Mexico gets five-year deal
Organisers and promoters of the proposed Mexico Grand Prix claimed on Monday to have secured a five-year deal to run a race in Cancun from 2006
The proposed event will take place on a new US$70 million 3.1-mile circuit and will be designed by veteran track designer Hermann Tilke, the man responsible for the new circuits in Bahrain and Shanghai.
"This track offers some very, very high speeds with sharp curves that make cars brake at speed," Tilke's representative Dirk Schneider said.
Mexico last held a Grand Prix at the Hermanos Rodriguez Autodrome in Mexico City in 1992. It was revived in 2002 for Champ Car racing.
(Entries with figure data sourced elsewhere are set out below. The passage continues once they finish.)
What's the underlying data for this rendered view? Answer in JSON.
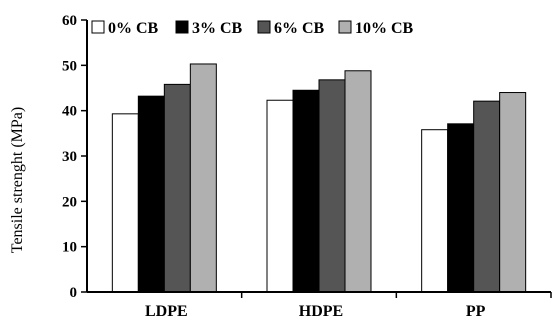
{
  "chart_data": {
    "type": "bar",
    "categories": [
      "LDPE",
      "HDPE",
      "PP"
    ],
    "series": [
      {
        "name": "0% CB",
        "values": [
          39.3,
          42.3,
          35.8
        ],
        "color": "#ffffff"
      },
      {
        "name": "3% CB",
        "values": [
          43.2,
          44.5,
          37.1
        ],
        "color": "#000000"
      },
      {
        "name": "6% CB",
        "values": [
          45.8,
          46.8,
          42.1
        ],
        "color": "#555555"
      },
      {
        "name": "10% CB",
        "values": [
          50.3,
          48.8,
          44.0
        ],
        "color": "#b0b0b0"
      }
    ],
    "xlabel": "",
    "ylabel": "Tensile strenght (MPa)",
    "ylim": [
      0,
      60
    ],
    "yticks": [
      0,
      10,
      20,
      30,
      40,
      50,
      60
    ],
    "legend_position": "top",
    "grid": false
  }
}
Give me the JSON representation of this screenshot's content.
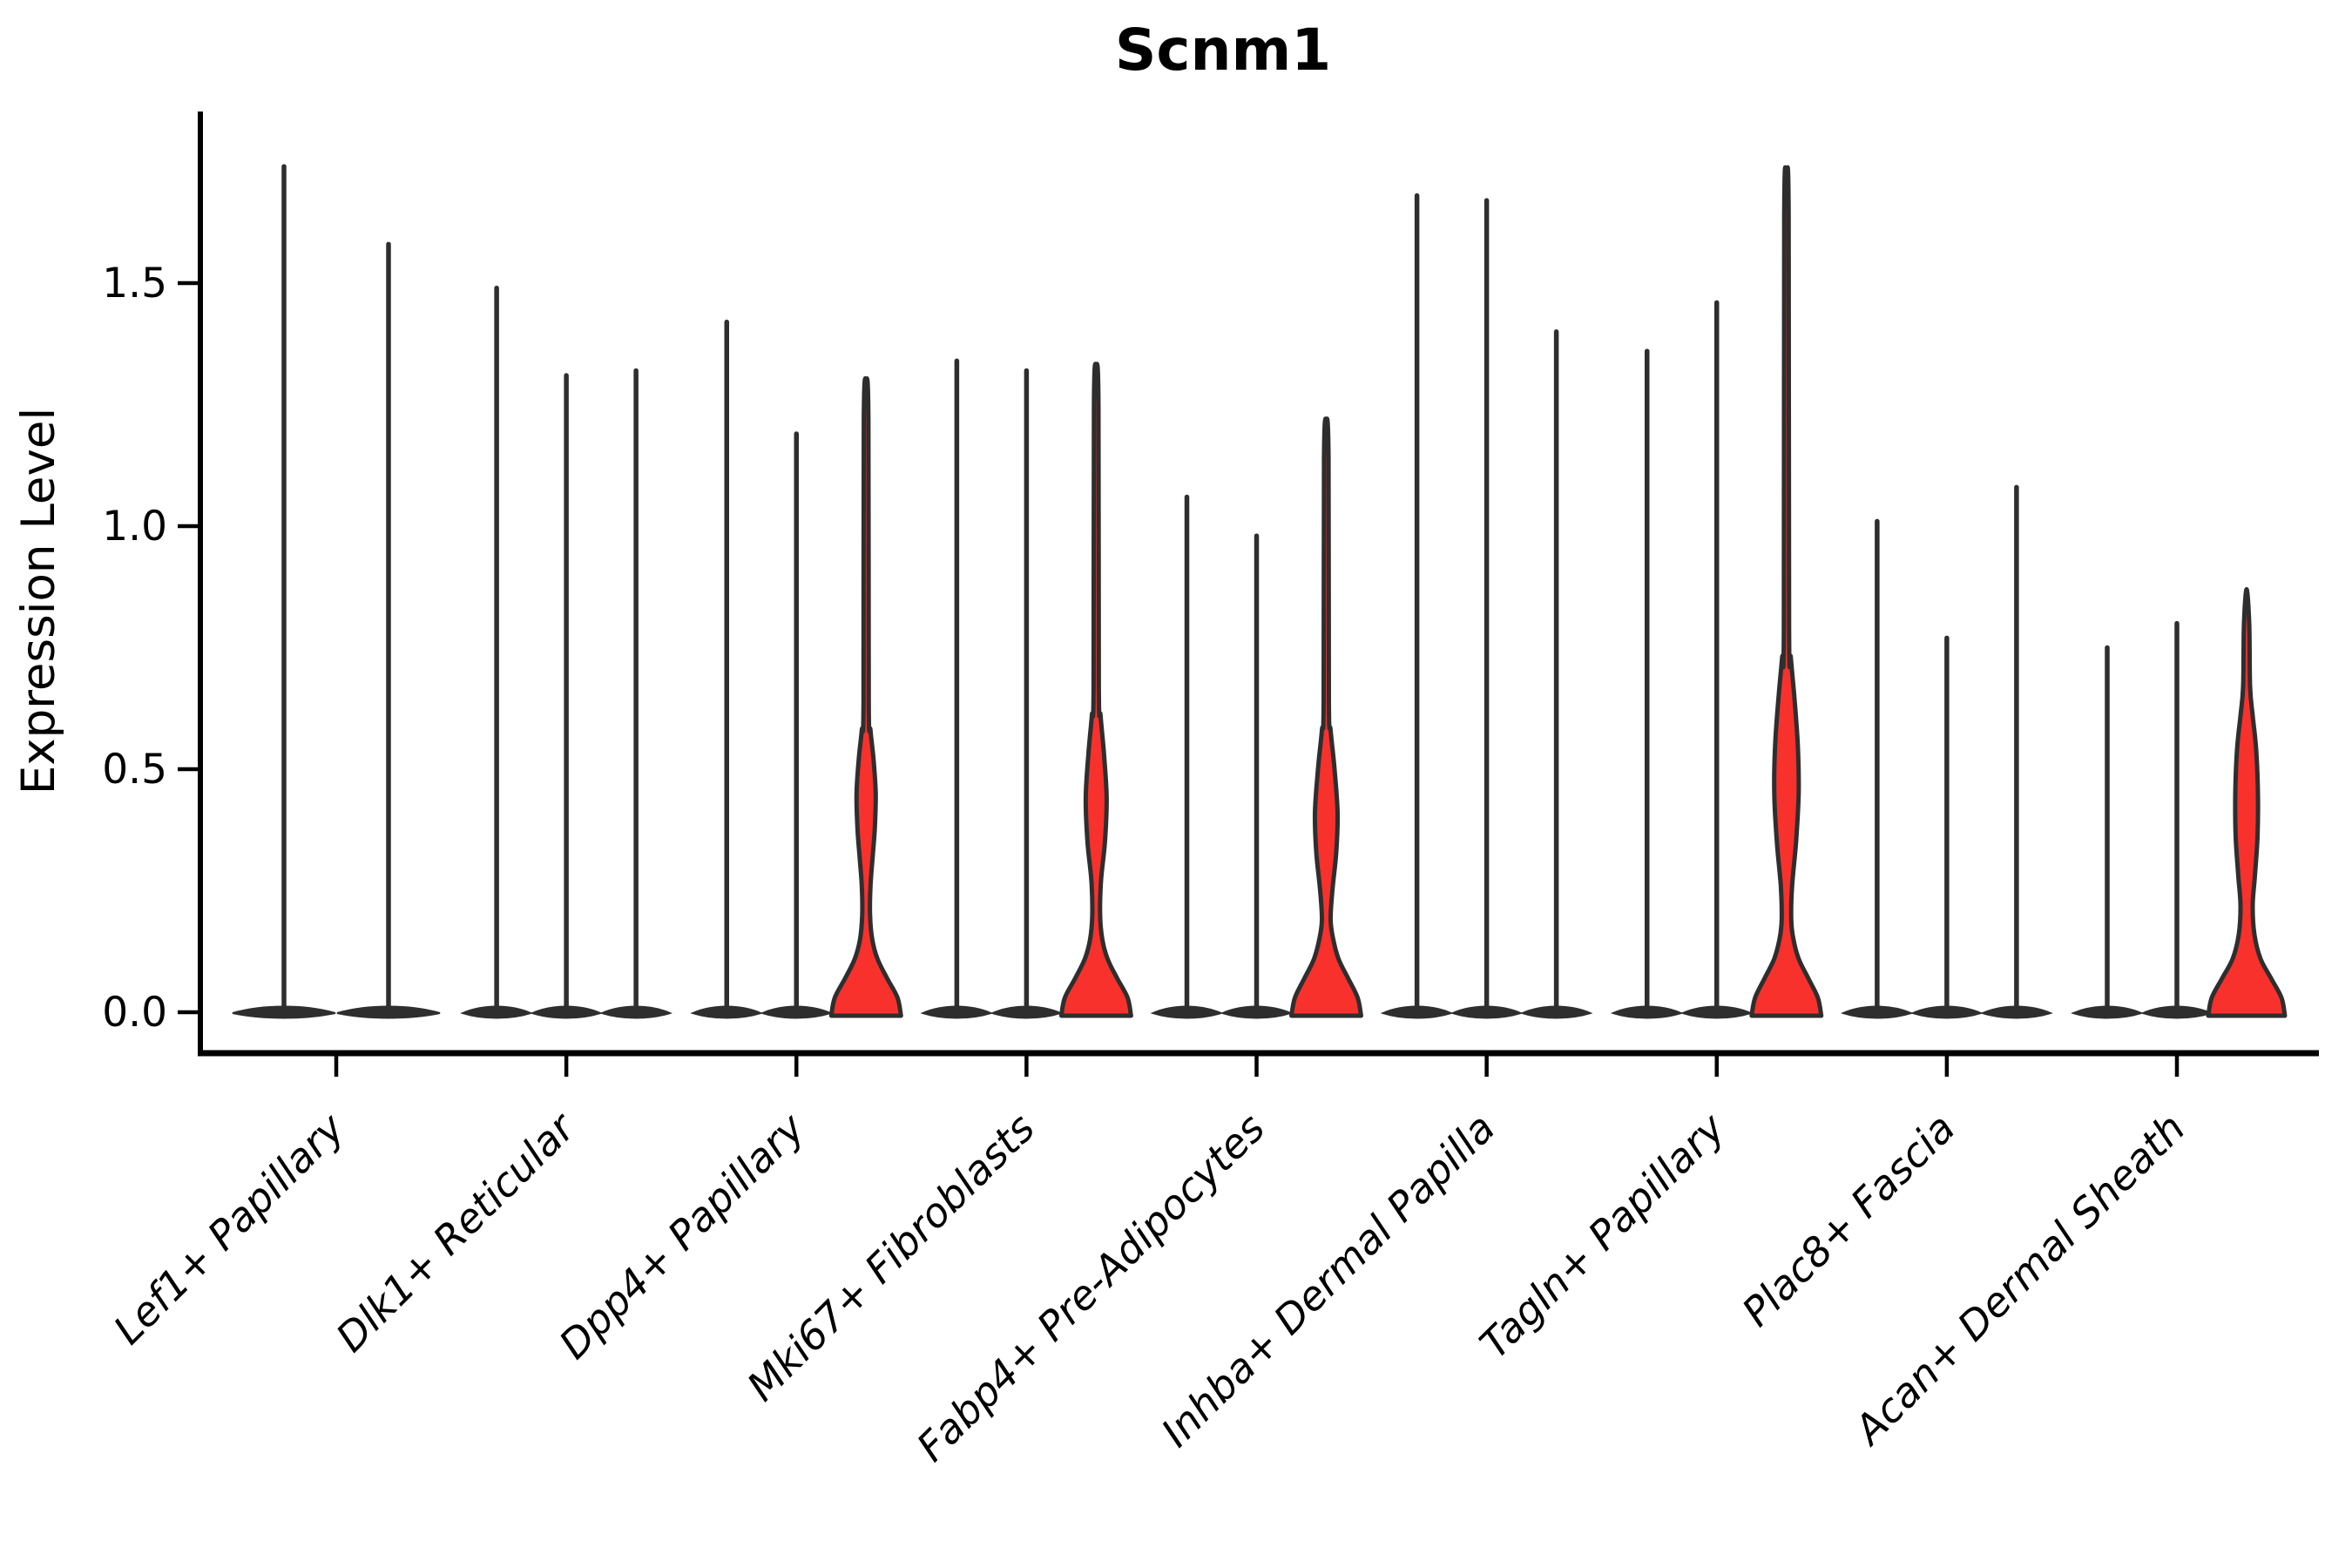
{
  "title": "Scnm1",
  "y_axis": {
    "label": "Expression Level"
  },
  "chart_data": {
    "type": "violin",
    "title": "Scnm1",
    "xlabel": "",
    "ylabel": "Expression Level",
    "yticks": [
      0.0,
      0.5,
      1.0,
      1.5
    ],
    "ytick_labels": [
      "0.0",
      "0.5",
      "1.0",
      "1.5"
    ],
    "ylim": [
      -0.08,
      1.85
    ],
    "grid": false,
    "legend": "none",
    "colors": {
      "highlight_fill": "#F8312D",
      "outline": "#2E2E2E",
      "text": "#000000"
    },
    "categories": [
      "Lef1+ Papillary",
      "Dlk1+ Reticular",
      "Dpp4+ Papillary",
      "Mki67+ Fibroblasts",
      "Fabp4+ Pre-Adipocytes",
      "Inhba+ Dermal Papilla",
      "Tagln+ Papillary",
      "Plac8+ Fascia",
      "Acan+ Dermal Sheath"
    ],
    "groups": [
      {
        "category": "Lef1+ Papillary",
        "violins": [
          {
            "max_expression": 1.74,
            "highlighted": false
          },
          {
            "max_expression": 1.58,
            "highlighted": false
          }
        ]
      },
      {
        "category": "Dlk1+ Reticular",
        "violins": [
          {
            "max_expression": 1.49,
            "highlighted": false
          },
          {
            "max_expression": 1.31,
            "highlighted": false
          },
          {
            "max_expression": 1.32,
            "highlighted": false
          }
        ]
      },
      {
        "category": "Dpp4+ Papillary",
        "violins": [
          {
            "max_expression": 1.42,
            "highlighted": false
          },
          {
            "max_expression": 1.19,
            "highlighted": false
          },
          {
            "max_expression": 1.3,
            "highlighted": true,
            "profile": [
              [
                0,
                40
              ],
              [
                0.03,
                36
              ],
              [
                0.07,
                24
              ],
              [
                0.11,
                13
              ],
              [
                0.15,
                7
              ],
              [
                0.2,
                4.5
              ],
              [
                0.26,
                5
              ],
              [
                0.32,
                7.5
              ],
              [
                0.38,
                10
              ],
              [
                0.45,
                11
              ],
              [
                0.52,
                8.5
              ],
              [
                0.58,
                5
              ],
              [
                0.64,
                3
              ],
              [
                1.22,
                2.6
              ],
              [
                1.3,
                0
              ]
            ]
          }
        ]
      },
      {
        "category": "Mki67+ Fibroblasts",
        "violins": [
          {
            "max_expression": 1.34,
            "highlighted": false
          },
          {
            "max_expression": 1.32,
            "highlighted": false
          },
          {
            "max_expression": 1.33,
            "highlighted": true,
            "profile": [
              [
                0,
                40
              ],
              [
                0.03,
                36
              ],
              [
                0.07,
                24
              ],
              [
                0.11,
                13
              ],
              [
                0.15,
                7
              ],
              [
                0.2,
                4.5
              ],
              [
                0.27,
                5.5
              ],
              [
                0.35,
                10
              ],
              [
                0.44,
                12
              ],
              [
                0.53,
                9
              ],
              [
                0.61,
                5
              ],
              [
                0.67,
                3
              ],
              [
                1.25,
                2.6
              ],
              [
                1.33,
                0
              ]
            ]
          }
        ]
      },
      {
        "category": "Fabp4+ Pre-Adipocytes",
        "violins": [
          {
            "max_expression": 1.06,
            "highlighted": false
          },
          {
            "max_expression": 0.98,
            "highlighted": false
          },
          {
            "max_expression": 1.22,
            "highlighted": true,
            "profile": [
              [
                0,
                40
              ],
              [
                0.03,
                36
              ],
              [
                0.07,
                25
              ],
              [
                0.11,
                14
              ],
              [
                0.15,
                8
              ],
              [
                0.19,
                5
              ],
              [
                0.25,
                7
              ],
              [
                0.33,
                11.5
              ],
              [
                0.41,
                13
              ],
              [
                0.5,
                9.5
              ],
              [
                0.58,
                5
              ],
              [
                0.64,
                3
              ],
              [
                1.14,
                2.6
              ],
              [
                1.22,
                0
              ]
            ]
          }
        ]
      },
      {
        "category": "Inhba+ Dermal Papilla",
        "violins": [
          {
            "max_expression": 1.68,
            "highlighted": false
          },
          {
            "max_expression": 1.67,
            "highlighted": false
          },
          {
            "max_expression": 1.4,
            "highlighted": false
          }
        ]
      },
      {
        "category": "Tagln+ Papillary",
        "violins": [
          {
            "max_expression": 1.36,
            "highlighted": false
          },
          {
            "max_expression": 1.46,
            "highlighted": false
          },
          {
            "max_expression": 1.72,
            "highlighted": true,
            "profile": [
              [
                0,
                40
              ],
              [
                0.03,
                36
              ],
              [
                0.07,
                25
              ],
              [
                0.11,
                14
              ],
              [
                0.15,
                8
              ],
              [
                0.19,
                5.5
              ],
              [
                0.26,
                6.5
              ],
              [
                0.35,
                11
              ],
              [
                0.45,
                14
              ],
              [
                0.55,
                13
              ],
              [
                0.65,
                9
              ],
              [
                0.73,
                5
              ],
              [
                0.79,
                3
              ],
              [
                1.64,
                2.6
              ],
              [
                1.72,
                0
              ]
            ]
          }
        ]
      },
      {
        "category": "Plac8+ Fascia",
        "violins": [
          {
            "max_expression": 1.01,
            "highlighted": false
          },
          {
            "max_expression": 0.77,
            "highlighted": false
          },
          {
            "max_expression": 1.08,
            "highlighted": false
          }
        ]
      },
      {
        "category": "Acan+ Dermal Sheath",
        "violins": [
          {
            "max_expression": 0.75,
            "highlighted": false
          },
          {
            "max_expression": 0.8,
            "highlighted": false
          },
          {
            "max_expression": 0.87,
            "highlighted": true,
            "profile": [
              [
                0,
                44
              ],
              [
                0.03,
                40
              ],
              [
                0.07,
                28
              ],
              [
                0.11,
                16
              ],
              [
                0.16,
                9
              ],
              [
                0.22,
                7
              ],
              [
                0.28,
                9.5
              ],
              [
                0.36,
                12.5
              ],
              [
                0.45,
                13
              ],
              [
                0.54,
                11
              ],
              [
                0.61,
                7
              ],
              [
                0.67,
                4
              ],
              [
                0.8,
                3
              ],
              [
                0.87,
                0
              ]
            ]
          }
        ]
      }
    ]
  }
}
The announcement will almost certainly put further doubt on the British Grand Prix, which has made an appearance on the provisional 2005 calendar, but faces a bleak future after talks broke down between the owners of the Silverstone circuit, the BRDC, and Bernie Ecclestone.
But Luis Silveira, whose company Grupo Promotor Inversiones Caribenos is involved in the Cancun deal, said Mexico was not being viewed as a replacement of the British Grand Prix.
"That is not the intention," he said. "The issue was not even raised of taking the place of existing dates. What was discussed and what came out was a new date, a new commitment, not a substitution."